14 Avril 2022
Frank Maet
Senior Macro Economist @Belfius
Véronique Goossens
Chief Economist @Belfius
Il semble impossible d'échapper à l’inflation, même au Royaume-Uni. Le mois dernier, les prix à la consommation britanniques ont grimpé de 7 pour cent, la plus forte augmentation depuis 30 ans. Cela résulte pour une large part des chocs infligés aux marchés de l'énergie depuis le début de la guerre en Ukraine. Avec environ 4 pour cent d’importations de gaz naturel de Russie, le R-U est moins dépendant du gaz russe que le reste de l’Europe. Il en va autrement pour le pétrole et le diesel. Environ 8 pour cent des importations britanniques de pétrole brut et 13 pour cent des importations de diesel proviennent de Russie. Le gouvernement britannique a promis de supprimer progressivement les importations de pétrole russe d’ici la fin de cette année, mais cela n’a pas d'impact sur la cherté des prix.
Les cotations élevées sur les marchés de l’énergie entraînent une pression énorme sur les prix dans les secteurs qui fonctionnent avec des énergies fossiles, comme la logistique, la construction et l'agriculture. Les hausses de prix à la pompe ont eu l’impact le plus important en mars mais la flambée de l’inflation n’est pas uniquement due à l’énergie. La guerre pousse aussi les prix de l’alimentation à la hausse, de même que pour toute une série de produits et services, des vêtements et du mobilier, jusqu’aux loyers sur le marché immobilier.
Mais le pire reste à venir. Au R-U, les prix de l'énergie que les entreprises d'utilité publique peuvent facturer sont adaptés deux fois par an. En avril, le plafond fixé pour les prix de l’énergie a été relevé de pas moins de 54 pour cent, ce qui rajoutera encore 1,6 pour cent à l’inflation des prix à la consommation ce mois-ci. Si les prix de l'énergie ne poursuivent pas leur ascension, on peut espérer une accalmie après le printemps. Mais l'inflation britannique demeurera quand même supérieure à 7 pour cent pendant le reste de cette année.
Ce ne sera pas sans conséquences pour la croissance économique. Selon l’OBR, le chien de garde budgétaire britannique, les ménages britanniques seront confrontés en 2022 à la plus forte baisse de leur pouvoir d'achat depuis le début des années cinquante. La demande sur le marché du travail reste forte et entraîne une augmentation des salaires, mais ce sera largement insuffisant pour compenser la hausse du coût de la vie. De ce fait, les ménages réduiront leurs dépenses et contribueront moins à la croissance économique. Les chefs d’entreprises sont également préoccupés. En mars, la confiance des entreprises de l’industrie manufacturière a fléchi à la suite du déficit persistant du côté de l’offre, de la plus grande prudence des clients et de la pression croissante de l’inflation.
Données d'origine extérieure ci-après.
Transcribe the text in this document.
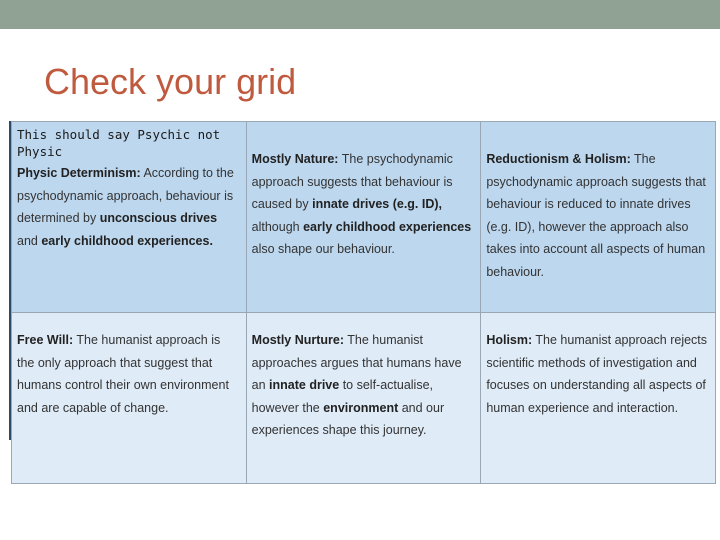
Check your grid
This should say Psychic not Physic
Physic Determinism: According to the psychodynamic approach, behaviour is determined by unconscious drives and early childhood experiences.	Mostly Nature: The psychodynamic approach suggests that behaviour is caused by innate drives (e.g. ID), although early childhood experiences also shape our behaviour.	Reductionism & Holism: The psychodynamic approach suggests that behaviour is reduced to innate drives (e.g. ID), however the approach also takes into account all aspects of human behaviour.
Free Will: The humanist approach is the only approach that suggest that humans control their own environment and are capable of change.	Mostly Nurture: The humanist approaches argues that humans have an innate drive to self-actualise, however the environment and our experiences shape this journey.	Holism: The humanist approach rejects scientific methods of investigation and focuses on understanding all aspects of human experience and interaction.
À cela s'ajoute le risque d'aggravation des problèmes d'approvisionnement ces prochains mois à cause de la guerre et de la politique stricte de zéro Covid en Chine.
Après un début d'année prometteur, la croissance au R-U s’est quasi arrêtée en février. L’économie britannique ne s’est accrue que de 0,1 pour cent à peine en raison de la diminution de l’activité dans le secteur de la santé, des tempêtes et des problèmes d'approvisionnement. Il faudra y ajouter l’impact de la guerre ces prochains mois. Il n’est dès lors pas exclu que l’économie britannique se contracte pendant le printemps.
La Bank of England admet que les perspectives de croissance se sont détériorées ces derniers mois mais elle ne se laisse provisoirement pas décontenancer. Sa première préoccupation demeure la lutte contre l’inflation. Le rapport sur les prix du mois de mars montre que les hausses de prix se propagent rapidement dans toute l’économie britannique. Avec la pénurie sur le marché du travail et le risque que l'inflation élevée induise de plus grandes exigences salariales, il est probable qu’une hausse de taux sera décidée lors de la prochaine réunion au mois de mai.